Israeli startups only need apply. While Bino, 38, has worked previously with IT companies across the global spectrum, it is the go-getter attitude of Israeli entrepreneurs and an eagerness to see fellow countrymen succeed in the U.S. that was part of the microfund’s impetus. The Israeli mantra that your startup only really matters if it makes it in the States applies here, Bino said.

Thus far, Accelerant is looking at several Israeli-run startups for potential investment. These include Choozer, a social and professional recruitment software-based platform; Bizzabo, a social media networking app; and Fireblade, an SaaS security tool that bundles all aspects of website security and traffic management.

To see a map of the all the Israeli IT startup’s in the Big Apple and across the Hudson River in New Jersey, check this.

Bino and his partner will tell you this: “It’s a great time to invest in Israeli startups.”

That may be the case. But another motivation for launching Accelerant was what the duo saw as a huge funding gap “between the seed and A round” for Israeli startups.
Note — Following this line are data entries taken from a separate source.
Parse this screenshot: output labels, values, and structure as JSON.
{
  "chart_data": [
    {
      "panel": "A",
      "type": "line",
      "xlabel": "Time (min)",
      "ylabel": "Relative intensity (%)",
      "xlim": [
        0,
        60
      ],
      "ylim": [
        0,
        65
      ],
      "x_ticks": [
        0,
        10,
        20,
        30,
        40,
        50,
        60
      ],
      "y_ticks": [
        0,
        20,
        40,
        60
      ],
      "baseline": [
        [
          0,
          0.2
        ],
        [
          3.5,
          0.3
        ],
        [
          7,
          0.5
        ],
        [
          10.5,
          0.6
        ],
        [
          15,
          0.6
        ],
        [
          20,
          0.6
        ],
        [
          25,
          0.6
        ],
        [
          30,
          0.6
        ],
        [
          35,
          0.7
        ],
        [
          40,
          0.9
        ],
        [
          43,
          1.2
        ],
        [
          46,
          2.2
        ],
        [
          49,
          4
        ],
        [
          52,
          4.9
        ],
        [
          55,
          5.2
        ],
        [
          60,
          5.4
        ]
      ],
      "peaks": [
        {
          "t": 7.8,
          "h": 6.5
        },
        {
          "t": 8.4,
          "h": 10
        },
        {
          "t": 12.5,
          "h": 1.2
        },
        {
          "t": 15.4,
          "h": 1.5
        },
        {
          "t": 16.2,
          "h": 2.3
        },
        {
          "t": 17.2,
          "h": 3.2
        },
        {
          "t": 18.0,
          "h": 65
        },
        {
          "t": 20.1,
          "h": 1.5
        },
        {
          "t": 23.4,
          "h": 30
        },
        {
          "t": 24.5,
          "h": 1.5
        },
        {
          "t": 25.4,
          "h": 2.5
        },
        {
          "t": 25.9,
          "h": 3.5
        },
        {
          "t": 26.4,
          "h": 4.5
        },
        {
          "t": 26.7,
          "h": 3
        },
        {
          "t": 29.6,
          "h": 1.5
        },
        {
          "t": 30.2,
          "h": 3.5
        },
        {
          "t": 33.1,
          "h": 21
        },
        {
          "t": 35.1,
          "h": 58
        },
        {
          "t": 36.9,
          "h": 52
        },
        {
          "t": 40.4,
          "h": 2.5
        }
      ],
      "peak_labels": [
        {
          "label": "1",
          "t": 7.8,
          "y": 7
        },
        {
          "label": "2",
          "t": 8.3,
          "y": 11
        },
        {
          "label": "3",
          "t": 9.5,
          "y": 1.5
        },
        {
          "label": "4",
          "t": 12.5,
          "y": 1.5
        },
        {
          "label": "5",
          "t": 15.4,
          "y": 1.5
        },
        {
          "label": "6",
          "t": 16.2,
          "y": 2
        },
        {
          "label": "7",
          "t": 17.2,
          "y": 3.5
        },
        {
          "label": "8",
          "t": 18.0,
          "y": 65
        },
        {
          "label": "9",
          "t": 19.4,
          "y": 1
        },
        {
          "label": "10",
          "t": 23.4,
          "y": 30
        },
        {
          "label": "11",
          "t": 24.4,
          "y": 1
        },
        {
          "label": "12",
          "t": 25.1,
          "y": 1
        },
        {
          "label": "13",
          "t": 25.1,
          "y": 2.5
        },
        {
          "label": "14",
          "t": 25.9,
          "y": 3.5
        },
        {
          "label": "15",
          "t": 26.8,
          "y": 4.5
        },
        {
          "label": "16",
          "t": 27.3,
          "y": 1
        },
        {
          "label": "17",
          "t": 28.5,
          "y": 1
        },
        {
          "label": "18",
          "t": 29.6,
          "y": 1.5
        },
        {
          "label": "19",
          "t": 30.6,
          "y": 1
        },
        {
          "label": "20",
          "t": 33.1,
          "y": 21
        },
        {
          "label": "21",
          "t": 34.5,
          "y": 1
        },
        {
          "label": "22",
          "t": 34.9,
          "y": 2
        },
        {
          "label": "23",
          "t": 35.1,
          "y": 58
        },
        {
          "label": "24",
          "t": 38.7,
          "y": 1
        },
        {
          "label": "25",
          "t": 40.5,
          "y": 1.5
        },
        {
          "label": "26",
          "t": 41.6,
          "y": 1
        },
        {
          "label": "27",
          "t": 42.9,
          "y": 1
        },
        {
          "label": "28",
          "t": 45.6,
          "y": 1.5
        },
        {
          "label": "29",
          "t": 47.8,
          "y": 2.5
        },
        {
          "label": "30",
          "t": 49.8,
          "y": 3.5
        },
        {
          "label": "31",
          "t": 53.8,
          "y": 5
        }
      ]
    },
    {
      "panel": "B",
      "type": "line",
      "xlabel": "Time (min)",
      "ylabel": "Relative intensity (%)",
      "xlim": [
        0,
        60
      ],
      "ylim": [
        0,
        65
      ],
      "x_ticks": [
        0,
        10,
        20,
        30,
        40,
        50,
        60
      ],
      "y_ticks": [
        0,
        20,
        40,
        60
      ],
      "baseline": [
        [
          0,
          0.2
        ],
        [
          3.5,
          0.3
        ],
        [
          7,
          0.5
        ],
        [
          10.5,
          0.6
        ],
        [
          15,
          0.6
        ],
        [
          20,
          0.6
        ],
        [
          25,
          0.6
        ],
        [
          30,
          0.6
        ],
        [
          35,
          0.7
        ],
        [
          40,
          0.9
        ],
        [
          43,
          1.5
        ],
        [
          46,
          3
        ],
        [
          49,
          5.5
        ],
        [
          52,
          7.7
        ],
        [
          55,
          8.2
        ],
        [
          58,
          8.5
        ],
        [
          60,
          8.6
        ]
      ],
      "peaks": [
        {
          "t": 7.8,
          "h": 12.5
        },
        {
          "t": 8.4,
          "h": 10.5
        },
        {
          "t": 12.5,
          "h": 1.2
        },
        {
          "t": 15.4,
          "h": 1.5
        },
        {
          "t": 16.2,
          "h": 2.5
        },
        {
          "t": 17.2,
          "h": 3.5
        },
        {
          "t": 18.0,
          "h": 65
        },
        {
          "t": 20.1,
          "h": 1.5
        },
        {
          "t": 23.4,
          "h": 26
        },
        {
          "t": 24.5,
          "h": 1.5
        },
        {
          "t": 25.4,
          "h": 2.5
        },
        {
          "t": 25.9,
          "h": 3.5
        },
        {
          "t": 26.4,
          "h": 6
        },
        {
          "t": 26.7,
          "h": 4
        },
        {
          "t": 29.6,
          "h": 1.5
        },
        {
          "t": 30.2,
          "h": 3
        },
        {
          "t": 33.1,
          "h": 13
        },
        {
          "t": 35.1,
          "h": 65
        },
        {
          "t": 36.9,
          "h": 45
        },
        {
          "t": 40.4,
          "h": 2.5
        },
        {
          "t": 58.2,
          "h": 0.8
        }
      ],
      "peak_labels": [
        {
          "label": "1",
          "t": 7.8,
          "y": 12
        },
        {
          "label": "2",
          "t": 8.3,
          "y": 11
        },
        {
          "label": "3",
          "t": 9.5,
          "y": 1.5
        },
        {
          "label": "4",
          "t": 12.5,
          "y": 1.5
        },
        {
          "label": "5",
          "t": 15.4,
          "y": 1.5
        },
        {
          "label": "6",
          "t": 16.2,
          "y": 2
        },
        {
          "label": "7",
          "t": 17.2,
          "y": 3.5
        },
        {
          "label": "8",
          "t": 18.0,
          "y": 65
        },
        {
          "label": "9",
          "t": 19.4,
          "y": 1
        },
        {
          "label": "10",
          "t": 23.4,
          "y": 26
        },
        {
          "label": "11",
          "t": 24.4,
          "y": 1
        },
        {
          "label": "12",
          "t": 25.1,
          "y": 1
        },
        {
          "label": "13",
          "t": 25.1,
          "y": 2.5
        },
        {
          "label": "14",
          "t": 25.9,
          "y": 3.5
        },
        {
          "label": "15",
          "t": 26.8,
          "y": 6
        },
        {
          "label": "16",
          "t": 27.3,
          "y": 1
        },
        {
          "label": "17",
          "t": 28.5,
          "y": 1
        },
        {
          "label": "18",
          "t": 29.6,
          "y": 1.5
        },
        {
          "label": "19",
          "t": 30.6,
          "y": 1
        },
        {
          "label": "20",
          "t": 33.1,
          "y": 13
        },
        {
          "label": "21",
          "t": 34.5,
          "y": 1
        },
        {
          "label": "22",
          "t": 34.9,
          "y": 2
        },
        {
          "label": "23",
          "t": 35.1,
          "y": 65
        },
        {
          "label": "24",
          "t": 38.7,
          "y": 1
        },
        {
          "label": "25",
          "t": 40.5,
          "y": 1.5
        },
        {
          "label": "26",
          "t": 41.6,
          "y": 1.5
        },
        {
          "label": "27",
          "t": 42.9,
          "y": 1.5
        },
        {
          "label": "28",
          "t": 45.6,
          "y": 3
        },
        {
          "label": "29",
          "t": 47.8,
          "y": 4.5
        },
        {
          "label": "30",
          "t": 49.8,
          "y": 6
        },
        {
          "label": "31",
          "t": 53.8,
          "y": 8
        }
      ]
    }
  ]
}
They hope this will change, and Bino pointed out a few Israeli startups that have been acquired by big American IT players as something he would like to see happening more frequently, especially for the outfits he may find himself seeding.

For example, there’s Trusteer, a software play “that helps protect organizations against financial fraud and advanced security threats” which was picked up by IBM for an undisclosed price in August. And Waze, which produces a GPS navigation aid for smartphones, was bought by Google for $1.3 billion last year.

For now, NYC is the place to be for Bino.

“Sometimes I feel more Israeli in New York City than I do in Tel Aviv,” he said.